Le ciel est à vous de Jean Grémillon
(1944)
Un peu déçu par ce Grémillon dont j’attendais peut-être un peu trop. C’est clairement un bon film, mais vu le sujet j’espérais quelque chose de l’ordre qualitatif de L’amour d’une femme, et même si ça y ressemble par bien des aspects c’est aussi un film qui se tient moins bien. Comme L’amour d’une femme donc, on est clairement dans du film féministe avant l’heure : on va suivre un couple dont le mari est un réparateur mécanique doué, alors que la femme se contente de rester au foyer, jusqu’à ce qu’un aérodrome se met en place à côté de chez eux et que la femme se découvre une passion pour piloter les avions. Sans surprise, plus qu’un film sur l’aviation, c’est davantage un film sur l’émancipation d’une femme, et même d’un couple en général : non seulement la femme prend de plus en plus d’assurance en cours de récit, mais on constante en plus un gros changement dans le rapport de force entre ce couple, qui commence façon classique pour l’époque (l’homme travaille pendant que la femme s’occupe des enfants) et qui va aller sur quelque chose de résolument moderne (plus le film avance, moins le personnage de Vanel prend des décisions et laisse sa femme prendre les rênes de sa propre destinée).

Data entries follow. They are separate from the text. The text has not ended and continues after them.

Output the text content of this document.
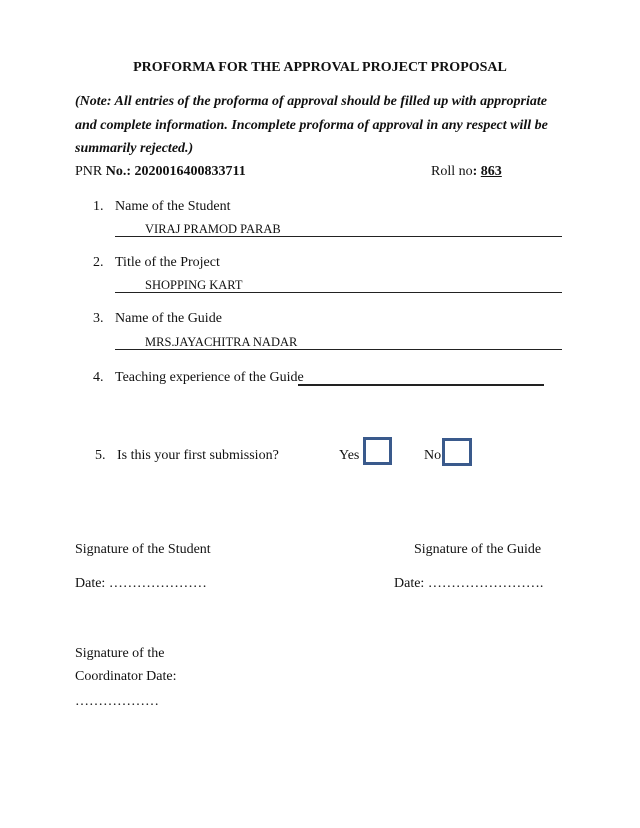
PROFORMA FOR THE APPROVAL PROJECT PROPOSAL
(Note: All entries of the proforma of approval should be filled up with appropriate
and complete information. Incomplete proforma of approval in any respect will be
summarily rejected.)
PNR No.: 2020016400833711	Roll no: 863
1. Name of the Student
VIRAJ PRAMOD PARAB
2. Title of the Project
SHOPPING KART
3. Name of the Guide
MRS.JAYACHITRA NADAR
4. Teaching experience of the Guide
5. Is this your first submission?	Yes	No
Signature of the Student	Signature of the Guide
Date: …………………	Date: …………………….
Signature of the
Coordinator Date:
………………
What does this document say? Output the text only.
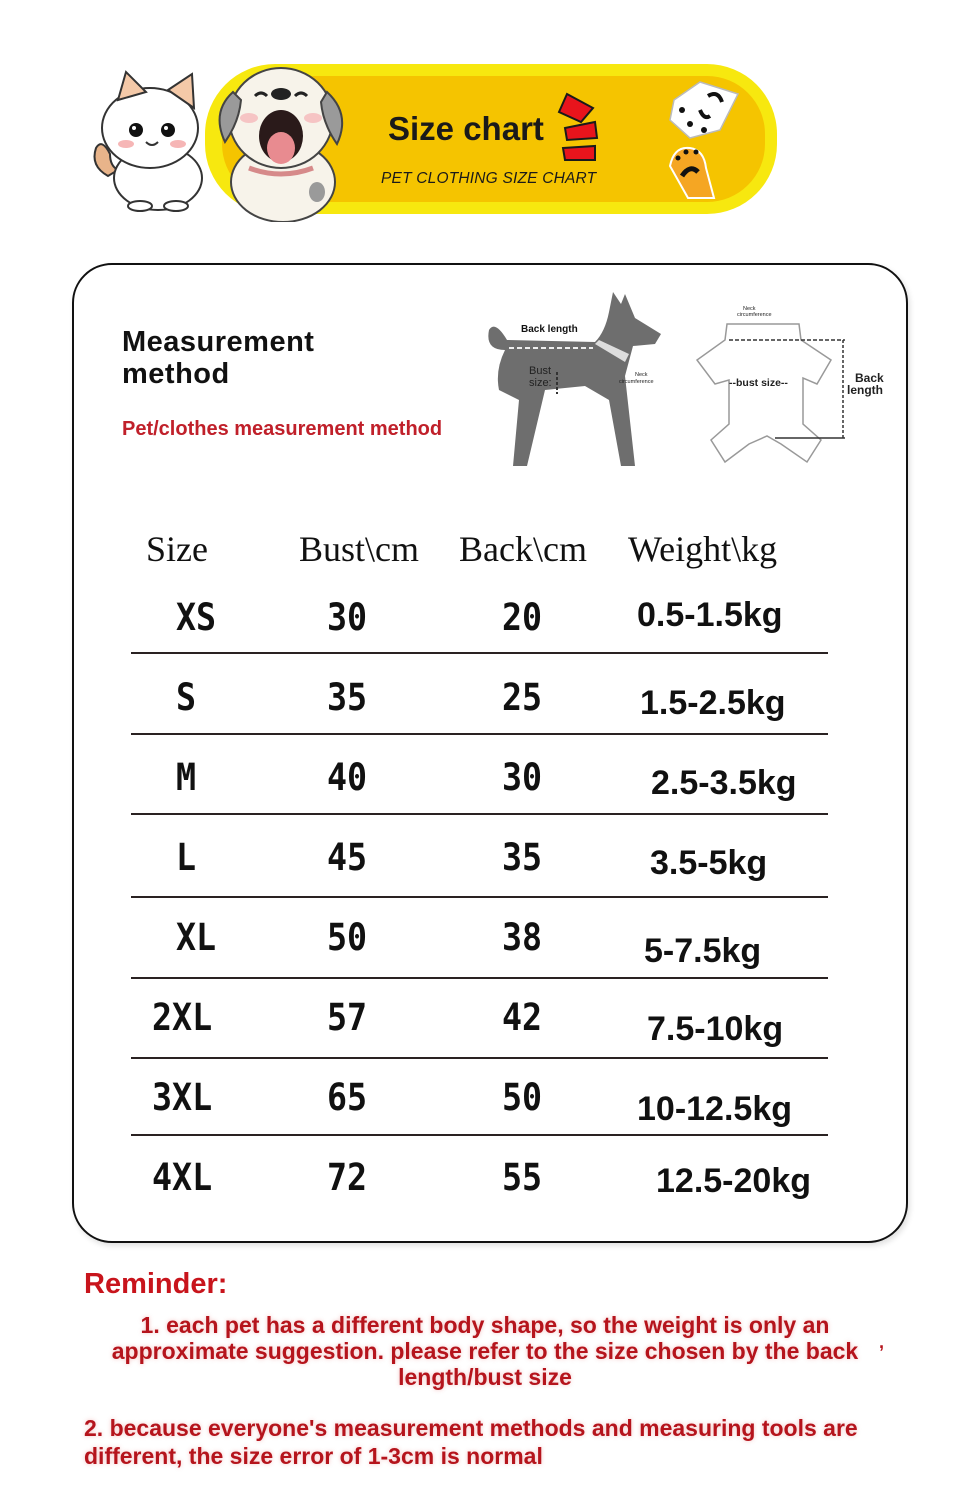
Size chart
PET CLOTHING SIZE CHART
Measurement
method
Pet/clothes measurement method
Back length
Bust
size:
Neck
circumference
Neck
circumference
--bust size--	Back
length
Size	Bust\cm Back\cm Weight\kg
XS	30	20	0.5-1.5kg
S	35	25	1.5-2.5kg
M	40	30	2.5-3.5kg
L	45	35	3.5-5kg
XL	50	38	5-7.5kg
2XL	57	42	7.5-10kg
3XL	65	50	10-12.5kg
4XL	72	55	12.5-20kg
Reminder:
1. each pet has a different body shape, so the weight is only an approximate suggestion. please refer to the size chosen by the back length/bust size
,
2. because everyone's measurement methods and measuring tools are different, the size error of 1-3cm is normal
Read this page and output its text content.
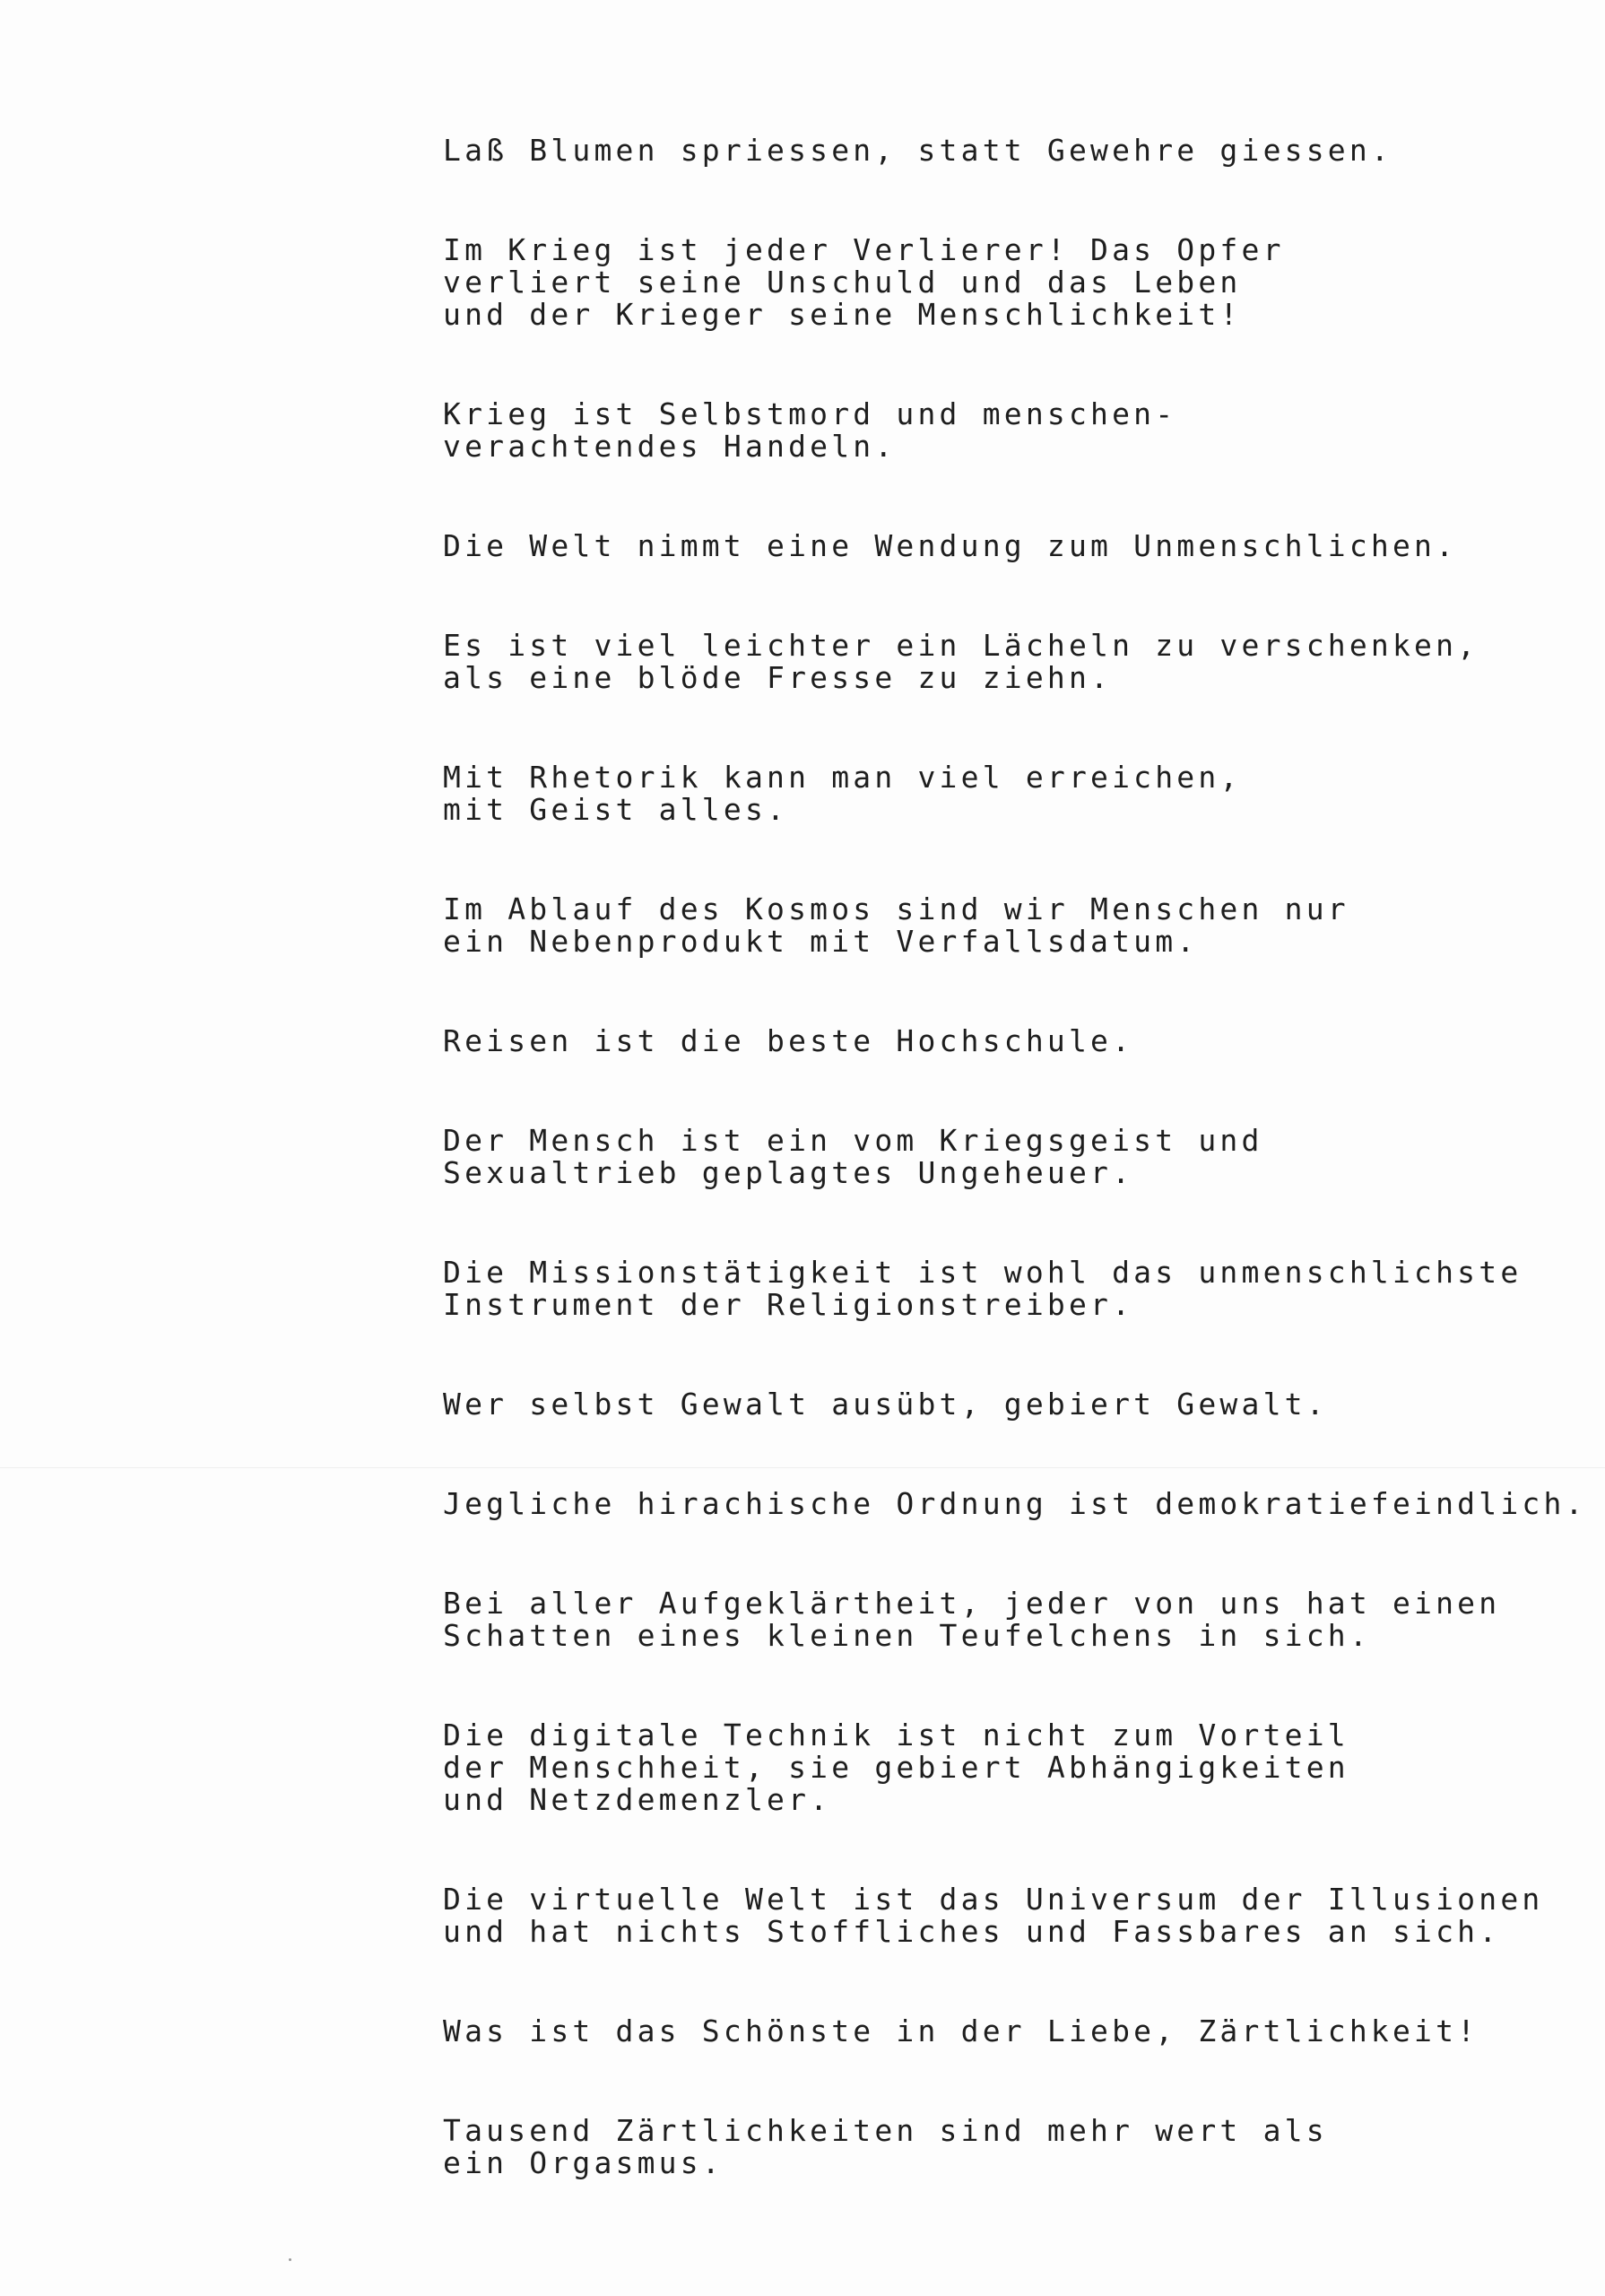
Laß Blumen spriessen, statt Gewehre giessen.
Im Krieg ist jeder Verlierer! Das Opfer
verliert seine Unschuld und das Leben
und der Krieger seine Menschlichkeit!
Krieg ist Selbstmord und menschen-
verachtendes Handeln.
Die Welt nimmt eine Wendung zum Unmenschlichen.
Es ist viel leichter ein Lächeln zu verschenken,
als eine blöde Fresse zu ziehn.
Mit Rhetorik kann man viel erreichen,
mit Geist alles.
Im Ablauf des Kosmos sind wir Menschen nur
ein Nebenprodukt mit Verfallsdatum.
Reisen ist die beste Hochschule.
Der Mensch ist ein vom Kriegsgeist und
Sexualtrieb geplagtes Ungeheuer.
Die Missionstätigkeit ist wohl das unmenschlichste
Instrument der Religionstreiber.
Wer selbst Gewalt ausübt, gebiert Gewalt.
Jegliche hirachische Ordnung ist demokratiefeindlich.
Bei aller Aufgeklärtheit, jeder von uns hat einen
Schatten eines kleinen Teufelchens in sich.
Die digitale Technik ist nicht zum Vorteil
der Menschheit, sie gebiert Abhängigkeiten
und Netzdemenzler.
Die virtuelle Welt ist das Universum der Illusionen
und hat nichts Stoffliches und Fassbares an sich.
Was ist das Schönste in der Liebe, Zärtlichkeit!
Tausend Zärtlichkeiten sind mehr wert als
ein Orgasmus.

Le souci à mon sens, c’est qu’autant l’émancipation avait des répercussions dans L’amour d’une femme, qui venait noircir le tableau et donner de la profondeur au récit, autant ici c’est résolument plus classique et sans surprise : une fois que la femme découvre sa passion on devine vite où ça va aller, et la suite du récit ne va pas faire mentir cette intuition (au point de rendre le suspens final autour du retour de l’héroïne un peu inutile). Ça donne une histoire pas désagréable à suivre, mais qui manque d’un petit quelque chose pour être réellement marquante, et qui a en plus quelques longueurs alors que le film n’a pas une durée énorme. Du coup, c’est plus du côté de la mise en scène de Grémillon (fonctionnelle mais classieuse), de l’ambiance décrite (le petit bled français avec les personnages du médecin ou de la belle-mère) ou du jeu des comédiens (Madeleine Renaud et Charles Vanel sont excellents) qu’on va retenir des choses après vision. Un Grémillon plein de qualités donc, mais je lui préfère clairement Remorques ou L’amour d’une femme.